VIEJO MEDITERRÁNEO…

Vamos caminamos por una estrecha senda de tierra. En ambos lados hay huertos de palmeras, granados o higueras, y de vez en cuando crecen, con mediano orgullo ─pensando en los inmensos bosques de otras latitudes─ los almendros, olivos, algarrobos… y allí donde la tierra se hace plana y fértil, el labrador ha plantado legumbres u hortalizas que crecen con el sólo propósito de ser útiles.
Y en un ribazo,junto a los restos de un botijo roto, el tiempo se ha parado.
Pero allá arriba, viniendo desde lo profundo del universo y sin reparar en distancias, aparece un espectáculo capaz de anonadar a los humanos; únicos seres, por lo demás, sensibles ante tanta belleza.
Se oye, cercano, el hondo zumbido del mar.

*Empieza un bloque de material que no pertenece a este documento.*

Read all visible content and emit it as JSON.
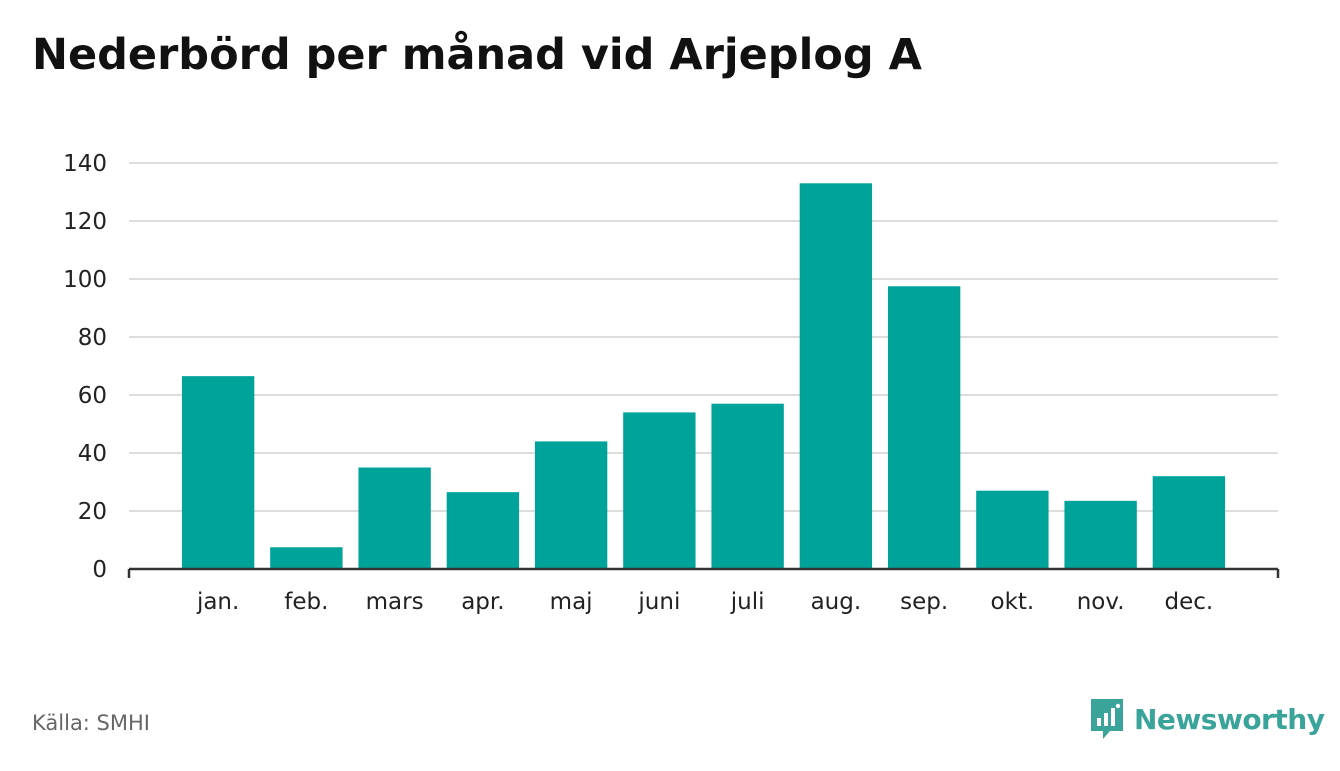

Y sobre él, los ya tenues perfiles de fenicios, griegos y cartagineses, que aún no han podido desaparecer de nuestra memoria.
Y con paso lento, seguimos camino por nuestro estrecho sendero, tratando de averiguar de dónde viene, de dónde sale tanta belleza.



2 Comments:
Precioso. Esta fotos y estas palabras han hecho que hoy será un día más bonito para mí.
Gracias.
Si con tan poca cosa y tan poco esfuerzo somos capaces de hacerte feliz, cuenta con más días de gozo. Un abrazo.